Le livre de notre ami Victor Hugo est un mixte entre le roman Sans famille d'Hector Malot écrit en 1878 et le conte la Belle et la Bête de Gabrielle-Suzanne de Villeneuve paru en 1740. On fait vite le parallèle entre le jeune Rémi d'Hector Malot et le Gwynplaine enfant d'Hugo. le musicien ambulant Vitalis du Sans famille n'a rien à envier à l'humanité du colporteur ventriloque Ursus de l'homme qui rit. Les animaux aussi ne sont pas non plus oubliés. Au singe Joli-Coeur de Malot, on retrouve son pendant avec Homo, le chien-loup d'Hugo.
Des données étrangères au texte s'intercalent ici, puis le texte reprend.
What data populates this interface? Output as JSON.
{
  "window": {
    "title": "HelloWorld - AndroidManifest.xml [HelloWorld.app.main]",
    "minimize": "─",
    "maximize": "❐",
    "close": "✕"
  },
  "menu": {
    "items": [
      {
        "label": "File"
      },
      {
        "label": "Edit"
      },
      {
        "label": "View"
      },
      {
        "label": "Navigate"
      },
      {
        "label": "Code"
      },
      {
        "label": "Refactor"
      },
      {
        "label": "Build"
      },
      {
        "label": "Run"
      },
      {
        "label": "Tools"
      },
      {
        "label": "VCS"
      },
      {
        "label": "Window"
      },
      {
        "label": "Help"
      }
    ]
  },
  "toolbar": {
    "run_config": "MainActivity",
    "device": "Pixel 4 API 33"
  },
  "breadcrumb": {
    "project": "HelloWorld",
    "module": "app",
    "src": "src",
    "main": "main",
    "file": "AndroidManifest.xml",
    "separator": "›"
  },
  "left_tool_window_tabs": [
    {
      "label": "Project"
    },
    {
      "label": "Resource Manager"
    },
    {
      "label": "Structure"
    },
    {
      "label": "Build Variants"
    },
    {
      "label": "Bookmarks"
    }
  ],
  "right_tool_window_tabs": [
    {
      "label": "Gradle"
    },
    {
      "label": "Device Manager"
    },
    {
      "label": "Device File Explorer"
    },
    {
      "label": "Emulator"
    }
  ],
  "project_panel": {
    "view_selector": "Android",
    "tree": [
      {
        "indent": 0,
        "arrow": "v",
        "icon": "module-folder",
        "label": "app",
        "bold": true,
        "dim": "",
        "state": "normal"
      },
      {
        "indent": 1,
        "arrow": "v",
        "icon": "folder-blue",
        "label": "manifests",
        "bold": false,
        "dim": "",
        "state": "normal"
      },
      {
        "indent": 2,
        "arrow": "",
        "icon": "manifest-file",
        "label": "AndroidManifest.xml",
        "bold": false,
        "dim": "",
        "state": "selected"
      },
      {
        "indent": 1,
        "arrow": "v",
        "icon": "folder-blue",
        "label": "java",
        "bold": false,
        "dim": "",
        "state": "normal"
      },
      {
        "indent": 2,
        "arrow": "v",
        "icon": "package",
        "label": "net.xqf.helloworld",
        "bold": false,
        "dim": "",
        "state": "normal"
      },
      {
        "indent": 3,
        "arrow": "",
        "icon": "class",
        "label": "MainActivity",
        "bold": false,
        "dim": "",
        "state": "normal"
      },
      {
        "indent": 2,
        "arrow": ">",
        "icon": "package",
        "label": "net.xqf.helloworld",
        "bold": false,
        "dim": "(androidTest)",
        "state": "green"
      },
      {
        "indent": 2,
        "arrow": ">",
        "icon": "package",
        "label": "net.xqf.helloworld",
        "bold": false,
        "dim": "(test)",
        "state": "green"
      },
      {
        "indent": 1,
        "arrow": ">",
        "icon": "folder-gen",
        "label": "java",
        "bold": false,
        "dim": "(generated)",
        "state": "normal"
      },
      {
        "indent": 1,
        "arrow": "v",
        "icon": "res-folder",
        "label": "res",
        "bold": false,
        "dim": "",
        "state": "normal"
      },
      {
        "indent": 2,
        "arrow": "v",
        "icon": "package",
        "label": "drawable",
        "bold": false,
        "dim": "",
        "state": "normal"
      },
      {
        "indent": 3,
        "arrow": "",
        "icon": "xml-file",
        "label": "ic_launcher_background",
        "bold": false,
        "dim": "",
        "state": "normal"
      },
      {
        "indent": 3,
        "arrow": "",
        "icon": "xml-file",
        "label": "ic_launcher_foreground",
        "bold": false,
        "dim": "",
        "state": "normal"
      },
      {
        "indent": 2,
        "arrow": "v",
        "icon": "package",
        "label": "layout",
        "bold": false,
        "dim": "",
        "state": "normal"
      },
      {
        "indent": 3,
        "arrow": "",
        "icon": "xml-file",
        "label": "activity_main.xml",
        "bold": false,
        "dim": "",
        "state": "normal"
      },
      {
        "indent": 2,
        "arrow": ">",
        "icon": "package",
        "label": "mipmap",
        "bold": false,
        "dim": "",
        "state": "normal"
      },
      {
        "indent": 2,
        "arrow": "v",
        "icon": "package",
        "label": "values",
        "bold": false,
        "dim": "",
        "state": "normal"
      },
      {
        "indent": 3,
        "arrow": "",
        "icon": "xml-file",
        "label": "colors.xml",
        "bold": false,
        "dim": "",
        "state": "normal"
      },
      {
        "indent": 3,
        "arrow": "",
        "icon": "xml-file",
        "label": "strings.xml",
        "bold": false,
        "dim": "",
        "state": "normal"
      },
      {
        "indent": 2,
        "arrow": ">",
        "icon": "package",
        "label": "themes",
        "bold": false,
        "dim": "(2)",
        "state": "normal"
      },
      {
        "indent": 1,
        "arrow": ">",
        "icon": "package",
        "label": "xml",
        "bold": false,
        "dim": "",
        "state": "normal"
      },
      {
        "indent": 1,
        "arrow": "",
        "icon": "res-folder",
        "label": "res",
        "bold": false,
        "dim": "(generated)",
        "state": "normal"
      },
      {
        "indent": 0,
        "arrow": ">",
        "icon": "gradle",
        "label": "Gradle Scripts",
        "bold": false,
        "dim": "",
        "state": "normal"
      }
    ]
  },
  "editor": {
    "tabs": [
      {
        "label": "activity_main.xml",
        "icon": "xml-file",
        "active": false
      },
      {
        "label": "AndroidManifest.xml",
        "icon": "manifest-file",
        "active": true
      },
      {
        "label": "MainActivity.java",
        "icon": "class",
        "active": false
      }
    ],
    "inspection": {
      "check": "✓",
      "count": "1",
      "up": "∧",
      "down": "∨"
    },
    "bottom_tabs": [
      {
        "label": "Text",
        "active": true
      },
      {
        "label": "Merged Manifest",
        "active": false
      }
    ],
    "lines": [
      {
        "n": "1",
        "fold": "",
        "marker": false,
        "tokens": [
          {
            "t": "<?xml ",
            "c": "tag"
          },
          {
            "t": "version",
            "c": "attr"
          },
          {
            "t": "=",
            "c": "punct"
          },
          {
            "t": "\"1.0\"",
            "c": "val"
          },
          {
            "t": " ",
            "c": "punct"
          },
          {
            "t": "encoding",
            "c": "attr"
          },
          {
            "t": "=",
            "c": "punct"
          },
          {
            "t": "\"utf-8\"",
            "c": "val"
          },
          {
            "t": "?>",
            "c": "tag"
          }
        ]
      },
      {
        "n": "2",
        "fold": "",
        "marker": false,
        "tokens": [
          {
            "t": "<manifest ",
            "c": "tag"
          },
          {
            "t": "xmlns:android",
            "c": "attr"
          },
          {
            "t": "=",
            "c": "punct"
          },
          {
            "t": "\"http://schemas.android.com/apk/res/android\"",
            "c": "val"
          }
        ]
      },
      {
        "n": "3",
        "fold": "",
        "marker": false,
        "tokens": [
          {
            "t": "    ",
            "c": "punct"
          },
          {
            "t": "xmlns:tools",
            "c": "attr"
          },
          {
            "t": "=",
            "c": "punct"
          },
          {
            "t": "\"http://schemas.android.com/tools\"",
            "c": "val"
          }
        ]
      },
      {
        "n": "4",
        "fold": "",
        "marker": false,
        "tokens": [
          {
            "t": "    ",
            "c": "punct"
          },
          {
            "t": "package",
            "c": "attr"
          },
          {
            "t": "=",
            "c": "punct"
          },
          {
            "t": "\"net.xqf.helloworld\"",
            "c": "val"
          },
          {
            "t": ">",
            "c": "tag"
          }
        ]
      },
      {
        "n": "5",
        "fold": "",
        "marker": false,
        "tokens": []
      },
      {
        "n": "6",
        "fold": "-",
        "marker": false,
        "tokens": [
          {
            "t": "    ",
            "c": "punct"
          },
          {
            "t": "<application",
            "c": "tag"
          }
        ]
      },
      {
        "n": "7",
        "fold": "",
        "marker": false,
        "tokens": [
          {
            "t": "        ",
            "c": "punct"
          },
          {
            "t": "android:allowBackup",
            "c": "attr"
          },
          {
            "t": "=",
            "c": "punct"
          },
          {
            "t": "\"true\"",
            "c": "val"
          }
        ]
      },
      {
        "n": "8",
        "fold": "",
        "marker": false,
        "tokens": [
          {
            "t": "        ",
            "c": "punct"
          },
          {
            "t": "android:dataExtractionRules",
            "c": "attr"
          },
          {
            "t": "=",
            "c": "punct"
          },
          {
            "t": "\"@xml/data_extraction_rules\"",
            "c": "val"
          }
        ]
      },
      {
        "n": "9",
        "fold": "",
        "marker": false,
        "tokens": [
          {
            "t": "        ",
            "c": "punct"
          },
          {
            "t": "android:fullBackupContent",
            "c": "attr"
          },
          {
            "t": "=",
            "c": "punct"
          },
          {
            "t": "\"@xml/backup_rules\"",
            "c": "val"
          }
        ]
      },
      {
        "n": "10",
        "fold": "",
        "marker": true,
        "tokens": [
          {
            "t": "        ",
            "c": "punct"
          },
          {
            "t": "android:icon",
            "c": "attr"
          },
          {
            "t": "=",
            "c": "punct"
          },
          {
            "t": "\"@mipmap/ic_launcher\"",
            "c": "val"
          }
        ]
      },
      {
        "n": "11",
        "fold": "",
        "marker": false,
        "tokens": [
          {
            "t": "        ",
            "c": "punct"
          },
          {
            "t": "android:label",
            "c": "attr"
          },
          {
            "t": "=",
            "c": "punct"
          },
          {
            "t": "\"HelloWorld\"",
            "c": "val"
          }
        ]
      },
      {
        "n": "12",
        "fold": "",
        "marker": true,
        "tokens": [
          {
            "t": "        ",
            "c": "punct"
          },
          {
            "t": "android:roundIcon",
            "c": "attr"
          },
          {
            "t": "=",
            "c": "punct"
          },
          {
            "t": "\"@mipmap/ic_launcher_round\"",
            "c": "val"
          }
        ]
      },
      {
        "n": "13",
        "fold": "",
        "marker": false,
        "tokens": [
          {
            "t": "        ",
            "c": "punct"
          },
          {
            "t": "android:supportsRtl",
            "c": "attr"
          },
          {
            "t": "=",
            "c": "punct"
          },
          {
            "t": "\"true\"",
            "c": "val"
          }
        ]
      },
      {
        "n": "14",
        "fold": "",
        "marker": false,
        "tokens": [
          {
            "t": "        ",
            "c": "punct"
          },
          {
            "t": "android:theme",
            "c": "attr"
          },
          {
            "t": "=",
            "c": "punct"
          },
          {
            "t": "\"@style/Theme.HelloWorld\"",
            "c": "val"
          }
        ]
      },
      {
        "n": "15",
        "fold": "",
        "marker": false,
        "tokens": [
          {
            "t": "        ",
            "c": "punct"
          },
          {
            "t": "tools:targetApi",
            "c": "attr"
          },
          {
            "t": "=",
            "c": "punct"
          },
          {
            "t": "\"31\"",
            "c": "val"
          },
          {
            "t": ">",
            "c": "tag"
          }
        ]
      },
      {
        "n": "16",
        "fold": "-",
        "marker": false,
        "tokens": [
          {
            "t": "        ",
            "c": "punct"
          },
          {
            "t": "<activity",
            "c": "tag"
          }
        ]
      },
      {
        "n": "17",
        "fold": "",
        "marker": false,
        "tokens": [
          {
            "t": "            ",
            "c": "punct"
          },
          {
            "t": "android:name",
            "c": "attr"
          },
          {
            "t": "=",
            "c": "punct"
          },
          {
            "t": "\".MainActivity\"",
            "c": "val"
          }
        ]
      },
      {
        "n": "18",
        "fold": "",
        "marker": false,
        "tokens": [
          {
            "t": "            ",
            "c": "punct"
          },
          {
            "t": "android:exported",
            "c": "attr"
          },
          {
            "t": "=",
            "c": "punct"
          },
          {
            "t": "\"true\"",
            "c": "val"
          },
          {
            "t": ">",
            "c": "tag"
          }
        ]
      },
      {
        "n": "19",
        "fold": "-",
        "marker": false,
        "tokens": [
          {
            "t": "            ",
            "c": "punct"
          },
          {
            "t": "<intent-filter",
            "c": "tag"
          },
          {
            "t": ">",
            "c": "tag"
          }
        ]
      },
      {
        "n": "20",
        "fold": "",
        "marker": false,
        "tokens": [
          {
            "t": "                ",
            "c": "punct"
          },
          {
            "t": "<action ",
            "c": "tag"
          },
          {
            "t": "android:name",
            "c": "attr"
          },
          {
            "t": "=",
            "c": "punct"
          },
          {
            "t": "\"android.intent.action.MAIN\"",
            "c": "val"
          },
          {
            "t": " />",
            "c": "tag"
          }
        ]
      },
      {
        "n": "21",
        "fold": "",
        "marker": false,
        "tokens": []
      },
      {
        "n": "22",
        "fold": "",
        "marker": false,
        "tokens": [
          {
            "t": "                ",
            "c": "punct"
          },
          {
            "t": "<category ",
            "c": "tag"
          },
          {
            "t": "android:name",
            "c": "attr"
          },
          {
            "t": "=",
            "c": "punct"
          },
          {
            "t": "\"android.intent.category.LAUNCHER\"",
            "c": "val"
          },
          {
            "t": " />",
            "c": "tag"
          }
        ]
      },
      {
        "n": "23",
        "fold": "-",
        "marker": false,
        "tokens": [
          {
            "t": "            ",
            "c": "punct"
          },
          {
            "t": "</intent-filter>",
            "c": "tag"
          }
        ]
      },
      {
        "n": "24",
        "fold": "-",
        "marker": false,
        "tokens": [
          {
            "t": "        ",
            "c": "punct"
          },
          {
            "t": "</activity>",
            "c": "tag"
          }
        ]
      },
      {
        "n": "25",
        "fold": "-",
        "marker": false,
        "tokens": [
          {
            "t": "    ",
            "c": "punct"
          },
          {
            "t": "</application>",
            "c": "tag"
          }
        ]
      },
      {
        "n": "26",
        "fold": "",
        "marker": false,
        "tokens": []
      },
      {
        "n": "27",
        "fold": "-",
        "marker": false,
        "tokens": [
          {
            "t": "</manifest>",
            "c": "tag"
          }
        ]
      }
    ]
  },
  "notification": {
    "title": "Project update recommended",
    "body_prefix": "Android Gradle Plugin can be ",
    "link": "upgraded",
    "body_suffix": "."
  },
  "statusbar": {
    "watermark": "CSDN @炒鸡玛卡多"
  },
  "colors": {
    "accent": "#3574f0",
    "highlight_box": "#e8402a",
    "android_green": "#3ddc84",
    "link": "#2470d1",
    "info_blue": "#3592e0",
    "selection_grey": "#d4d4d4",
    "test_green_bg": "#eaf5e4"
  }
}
Je ne vous parlerai pas des deux prétendantes, Lise et Dea, la première étant muette et la deuxième aveugle… Si les deux romans retracent les péripéties d'un enfant volé (Malot) et abandonné (Hugo) adoptés par deux saltimbanques, la force de l'oeuvre de Victor Hugo réside dans la puissance et le romantisme de son écriture.

Dans l'homme qui rit, tout est démesuré voire disproportionné. de l'horrible cicatrice de Gwynplaine voulue par ses kidnappeurs qui lui donne en permanence un rire disgracieux en passant par les horribles châtiments subis par les condamnés à mort ; des récits terribles sur la misère sociale de l'Angleterre au XVIII siècle face à l'énumération sans fin des richesses de la noblesse anglaise ; des innombrables décors du Londres de cette époque aux interminables descriptions des navires et autres bâtiments navals ; du trop grand nombre de personnages à l'exagération des sentiments humains…Tout est excessif, extrême, exorbitant mais que c'est beau et bien écrit, de la tempête dans la Manche au naufrage, de la représentation de la pièce de théâtre d'Ursus aux débats houleux de la chambre des Lords…

La prose de Victor Hugo est avant tout magnifique et éblouissante. Les mots sont forts et percutants. Ils viennent apporter à l'aventure une force et une vraisemblance qui pousse à l'admiration. L'épopée hugolienne est romantique avec un grand A. La lutte entre le Bien et le Mal se retrouvent à chaque page. le chaos se heurte à l'harmonie. L'ombre se mêle à la lumière pour fusionner et nous donner un clair-obscur qui nous suivra tout au long de l'oeuvre. Avec l'amour et la haine, la mort et la vie, le rire et les larmes, le roman fait le plein de sentiments. L'homme qui rit sait nous raconter avec panache et en quelques pages (838) l'histoire d'un petit garçon qui connaîtra un destin exceptionnel mais dramatique.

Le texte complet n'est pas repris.